Does it hurt? It hurt the people that care about me more than it hurt me. Most didn’t realize that the hurt they caused me is what had became unbearable. It’s not about blaming anyone- more like the feelings of emotional pain are so intense that nothing short of a coma could make them go away and cutting was the one thing that worked on every level.
Did you want to die? NO! Absolutely not, I did NOT want to die. In fact, afterwards as you are blotting away the blood a weird sense of panic comes over you as you inspect each cut and you hope that none of them are deep enough to require stitches or cut too deep for fear of being assumed suicidal. For me it wasn’t self hatred, or to purposely hurt myself, i was already hurting- deeply and it was about releasing that pain.
What I hear most often is “Promise me you will never do that again”… This is the statement that leaves me speechless. I don’t like to make promises that I can’t keep. I don’t intend to ever indulge in this behavior but I can only promise to take it one day at a time, stay committed to therapy and learning healthy coping skills. So far it’s been working. I’m definitely not where i want to be but thank God im not where i used to be! I’ve learned to live in the moment and good or bad this too shall pass. Of course I open my mouth and the “big book” of AA comes rushing out! As usual I thank God for each and every slogan and phrase that make recovery from everything possible!

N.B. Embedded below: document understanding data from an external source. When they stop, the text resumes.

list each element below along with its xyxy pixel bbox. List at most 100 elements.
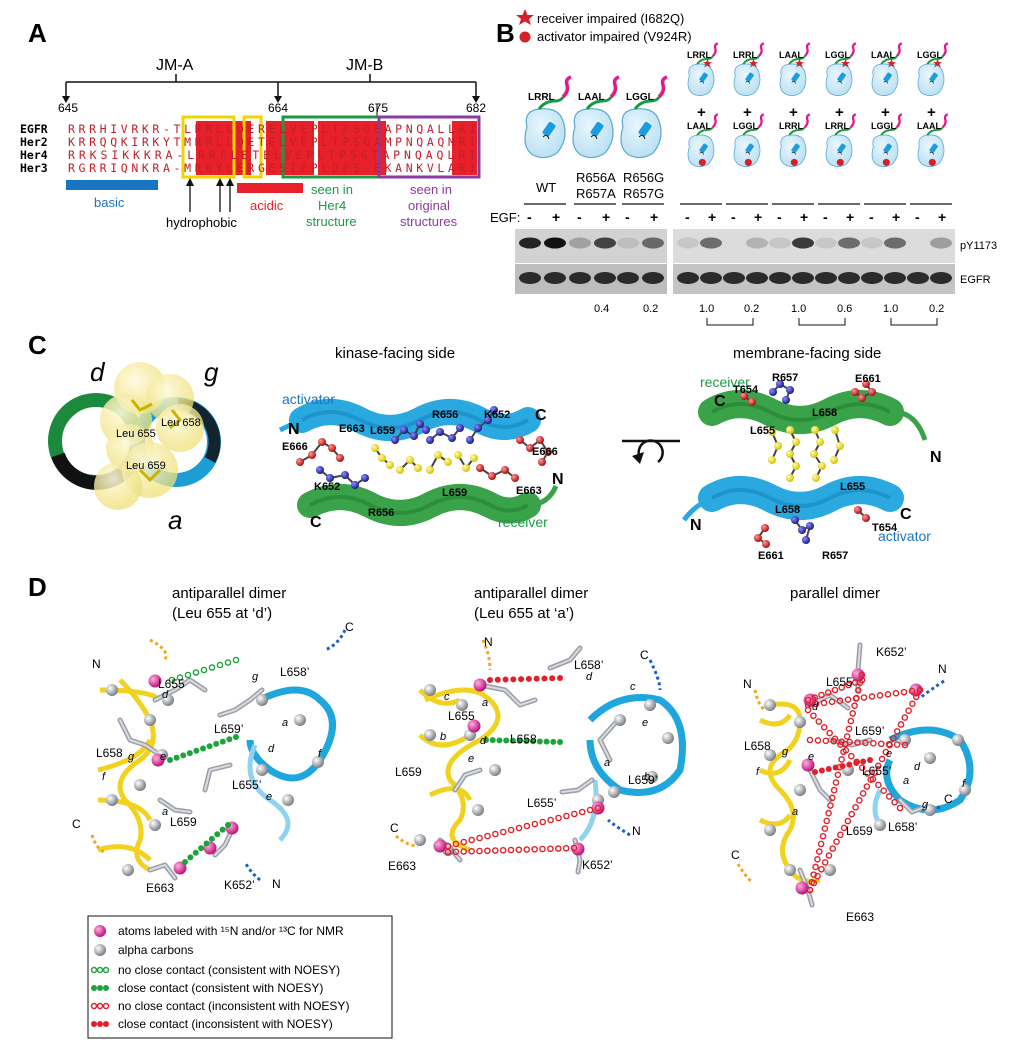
egf-sign: - xyxy=(777,209,782,225)
heptad-letter: g xyxy=(128,751,135,763)
band-py1173 xyxy=(569,237,591,249)
heptad-letter: f xyxy=(962,778,966,790)
contact-dot xyxy=(843,733,851,740)
receiver-star-icon xyxy=(794,58,805,68)
contact-dot xyxy=(225,822,231,828)
contact-dot xyxy=(208,835,215,842)
contact-dot xyxy=(853,694,860,702)
svg-text:N: N xyxy=(272,877,281,891)
contact-dot xyxy=(200,745,206,752)
receptor-cartoon xyxy=(825,42,857,97)
heptad-letter: a xyxy=(903,775,909,787)
d1-labels: N C L655 L658’ L659’ L658 L655’ L659 C N… xyxy=(72,620,354,895)
contact-dot xyxy=(848,810,856,818)
svg-text:N: N xyxy=(288,421,300,438)
contact-dot xyxy=(823,817,831,825)
contact-dot xyxy=(523,846,531,853)
quant-right-6: 0.2 xyxy=(929,303,944,315)
contact-dot xyxy=(515,846,523,854)
contact-dot xyxy=(523,738,530,745)
basic-bar xyxy=(66,180,158,190)
egf-sign: + xyxy=(846,209,854,225)
heptad-letter: g xyxy=(782,746,789,758)
contact-dot xyxy=(916,686,924,694)
atom xyxy=(391,436,399,444)
svg-text:L659: L659 xyxy=(846,824,873,838)
contact-dot xyxy=(208,664,216,671)
contact-dot xyxy=(909,700,916,708)
d2-labels: N C L658’ L655 L658 L659’ L659 L655’ C N… xyxy=(388,635,657,873)
alpha-carbon xyxy=(472,804,484,816)
atom xyxy=(538,458,546,466)
contact-dot xyxy=(515,824,523,832)
band-egfr xyxy=(700,272,722,284)
legend-closed-red: close contact (inconsistent with NOESY) xyxy=(118,1017,333,1031)
d3-title-1: parallel dimer xyxy=(790,585,880,602)
mf-activator-label: activator xyxy=(878,528,931,544)
egf-sign: + xyxy=(602,209,610,225)
band-py1173 xyxy=(594,237,616,249)
pair-bottom-label: LGGL xyxy=(871,121,896,131)
band-egfr xyxy=(642,272,664,284)
contact-dot xyxy=(198,845,205,852)
contact-dot xyxy=(876,692,884,699)
egf-sign: - xyxy=(625,209,630,225)
protein-names: EGFR Her2 Her4 Her3 xyxy=(20,122,48,175)
quant-left-1: 0.4 xyxy=(594,303,609,315)
svg-text:N: N xyxy=(92,657,101,671)
contact-dot xyxy=(825,852,833,859)
contact-dot xyxy=(232,656,240,664)
svg-text:L655: L655 xyxy=(840,481,865,493)
heptad-letter: g xyxy=(922,799,929,811)
svg-text:N: N xyxy=(484,635,493,649)
activator-dot-icon xyxy=(698,158,706,166)
heptad-letter: d xyxy=(914,761,921,773)
panel-label-b: B xyxy=(496,18,515,48)
egf-sign: + xyxy=(892,209,900,225)
svg-text:L659: L659 xyxy=(370,425,395,437)
heptad-d: d xyxy=(90,357,106,387)
contact-dot xyxy=(518,676,525,683)
svg-text:K652’: K652’ xyxy=(224,878,255,892)
svg-text:E663: E663 xyxy=(339,423,365,435)
band-egfr xyxy=(884,272,906,284)
atom xyxy=(836,442,844,450)
atom xyxy=(768,456,776,464)
contact-dot xyxy=(826,729,833,737)
alpha-carbon xyxy=(794,784,806,796)
atom xyxy=(490,406,498,414)
contact-dot xyxy=(814,872,821,880)
contact-dot xyxy=(812,769,818,775)
contact-dot xyxy=(838,684,846,691)
contact-dot xyxy=(901,741,909,749)
egf-sign: - xyxy=(685,209,690,225)
panel-label-a: A xyxy=(28,18,47,48)
svg-text:R656: R656 xyxy=(432,409,458,421)
contact-dot xyxy=(507,846,515,854)
leu659: Leu 659 xyxy=(126,460,166,472)
kf-activator-label: activator xyxy=(282,391,335,407)
atom xyxy=(436,428,444,436)
band-egfr xyxy=(930,272,952,284)
band-py1173 xyxy=(815,237,837,249)
contact-dot xyxy=(818,691,825,699)
contact-dot xyxy=(503,737,510,744)
contact-dot xyxy=(893,741,901,748)
pos-664: 664 xyxy=(268,101,288,115)
svg-text:R656: R656 xyxy=(368,507,394,519)
band-egfr xyxy=(907,272,929,284)
atom xyxy=(501,466,509,474)
pair-bottom-label: LAAL xyxy=(917,121,941,131)
protein-her4: Her4 xyxy=(20,148,48,162)
heptad-letter: a xyxy=(604,757,610,769)
contact-dot xyxy=(219,826,226,833)
contact-dot xyxy=(880,787,888,795)
contact-dot xyxy=(594,804,602,812)
alignment-highlights xyxy=(181,115,481,179)
contact-dot xyxy=(570,844,578,852)
legend-alpha: alpha carbons xyxy=(118,943,193,957)
pair-bottom-label: LGGL xyxy=(733,121,758,131)
atom xyxy=(444,458,452,466)
contact-dot xyxy=(806,736,814,744)
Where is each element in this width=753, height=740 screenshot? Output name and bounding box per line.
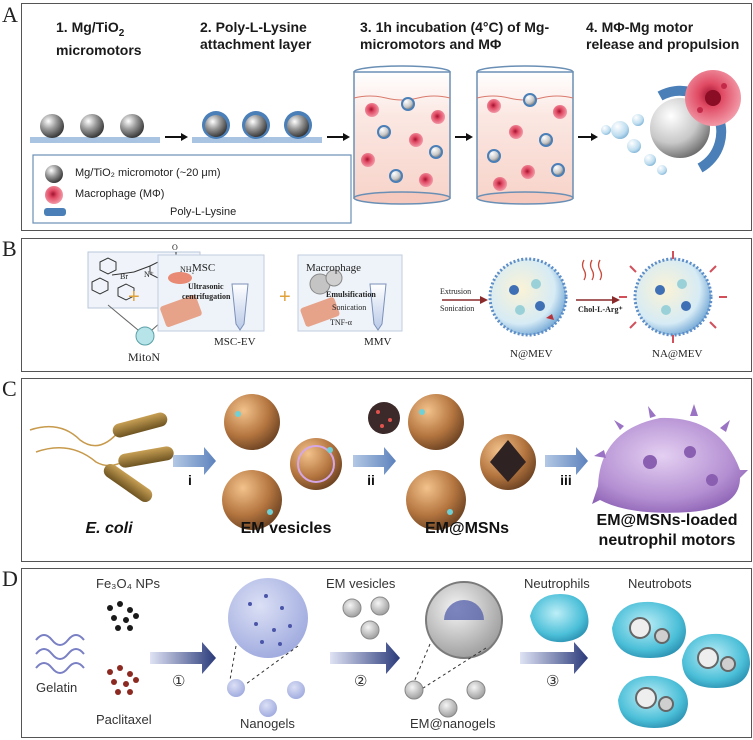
na-mev-label: NA@MEV <box>652 348 703 360</box>
gelatin-label: Gelatin <box>36 680 78 695</box>
sonication-label: Sonication <box>332 303 367 312</box>
mitoN-structure <box>91 252 177 301</box>
tnf-label: TNF-α <box>330 318 352 327</box>
step-2-label: ② <box>354 673 368 690</box>
arrow-c-ii <box>353 447 396 475</box>
panel-letter-a: A <box>2 2 18 27</box>
panel-letter-c: C <box>2 376 17 401</box>
msc-ev-tube-icon <box>231 283 249 331</box>
step-iii-label: iii <box>560 472 572 488</box>
arrow-c-iii <box>545 447 588 475</box>
gelatin-strands <box>35 634 85 674</box>
mitoN-label: MitoN <box>128 350 161 364</box>
beaker-contents <box>361 93 567 191</box>
macrophage-mg-motor <box>601 70 741 175</box>
neutrobots-label: Neutrobots <box>628 576 692 591</box>
plus-sign-1: + <box>128 286 140 308</box>
msc-cell-icon <box>168 272 192 284</box>
mitoN-line-left <box>107 304 139 331</box>
legend-micromotor: Mg/TiO₂ micromotor (~20 μm) <box>75 167 221 179</box>
em-msns <box>406 394 536 530</box>
ecoli-label: E. coli <box>85 520 133 537</box>
legend-box <box>32 154 352 224</box>
o-label: O <box>172 243 178 252</box>
step-1-label: ① <box>172 673 186 690</box>
loaded-motors-label-2: neutrophil motors <box>598 532 736 549</box>
e-coli-bacteria <box>29 412 174 503</box>
ultrasonic-label: Ultrasonic <box>188 282 224 291</box>
step-ii-label: ii <box>367 472 375 488</box>
mitoN-particle-icon <box>135 326 155 346</box>
micromotor <box>40 114 64 138</box>
arrow-d-1 <box>150 642 216 674</box>
micromotor <box>80 114 104 138</box>
legend-pll-icon <box>44 208 66 216</box>
msn-particle-icon <box>368 402 400 434</box>
neutrophils-label: Neutrophils <box>524 576 590 591</box>
neutrophil-cell <box>530 594 589 643</box>
nanogels-label: Nanogels <box>240 716 295 731</box>
centrifugation-label: centrifugation <box>182 292 231 301</box>
br-label: Br <box>120 272 128 281</box>
mmv-tube-icon <box>369 283 387 331</box>
em-nanogels-label: EM@nanogels <box>410 716 496 731</box>
em-nanogels <box>404 581 503 718</box>
beaker-1 <box>353 65 451 205</box>
em-msns-label: EM@MSNs <box>424 520 510 537</box>
legend-poly-l-lysine: Poly-L-Lysine <box>170 206 237 218</box>
arrow-c-i <box>173 447 216 475</box>
nh2-label: NH₂ <box>180 265 195 274</box>
nanogels <box>227 578 308 717</box>
chol-label: Chol-L-Arg⁺ <box>578 305 623 314</box>
paclitaxel-particles <box>107 665 139 695</box>
extrusion-label: Extrusion <box>440 287 472 296</box>
n-plus-label: N⁺ <box>144 270 154 279</box>
micromotor <box>120 114 144 138</box>
paclitaxel-label: Paclitaxel <box>96 712 152 727</box>
fe3o4-label: Fe₃O₄ NPs <box>96 576 161 591</box>
em-vesicles-d-label: EM vesicles <box>326 576 396 591</box>
step-a1-label: 1. Mg/TiO2 micromotors <box>56 19 142 58</box>
step-i-label: i <box>188 472 192 488</box>
legend-macrophage-icon <box>45 186 63 204</box>
n-mev-label: N@MEV <box>510 348 553 360</box>
legend-micromotor-icon <box>45 165 63 183</box>
substrate-1 <box>30 137 160 143</box>
substrate-2 <box>192 137 322 143</box>
macrophage-label: Macrophage <box>306 262 361 274</box>
step-3-label: ③ <box>546 673 560 690</box>
flask-icon <box>300 297 340 327</box>
heat-icon <box>581 259 603 281</box>
arrow-d-2 <box>330 642 400 674</box>
sonication-label-2: Sonication <box>440 304 475 313</box>
neutrophil-motor <box>592 404 748 513</box>
loaded-motors-label-1: EM@MSNs-loaded <box>596 512 738 529</box>
em-vesicles <box>222 394 342 530</box>
neutrobots <box>612 601 750 728</box>
msc-ev-label: MSC-EV <box>214 336 256 348</box>
legend-macrophage: Macrophage (MΦ) <box>75 188 165 200</box>
panel-letter-b: B <box>2 236 17 261</box>
em-vesicles-small <box>342 596 390 640</box>
step-a3-label: 3. 1h incubation (4°C) of Mg-micromotors… <box>360 19 550 52</box>
fe3o4-nanoparticles <box>107 601 139 631</box>
n-mev-vesicle <box>488 257 568 337</box>
mmv-label: MMV <box>364 336 392 348</box>
plus-sign-2: + <box>279 286 291 308</box>
emulsification-label: Emulsification <box>326 290 376 299</box>
msc-label: MSC <box>192 262 216 274</box>
arrow-d-3 <box>520 642 588 674</box>
em-vesicles-label: EM vesicles <box>240 520 332 537</box>
panel-letter-d: D <box>2 566 18 591</box>
flask-icon <box>160 295 202 327</box>
na-mev-vesicle <box>619 251 727 343</box>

Each month that passes my scars fade a little more but they are forever a part of my intentionally scarred body. This semicolon tattoo isn’t so much to remind me to pause but to let the world know that I’ve been there, and I understand. It opens the door to anyone who asks about it’s significance and it may be the conversation that will make the difference between life and death. If i can make a difference in just one person’s life- my little tattoo has served its purpose.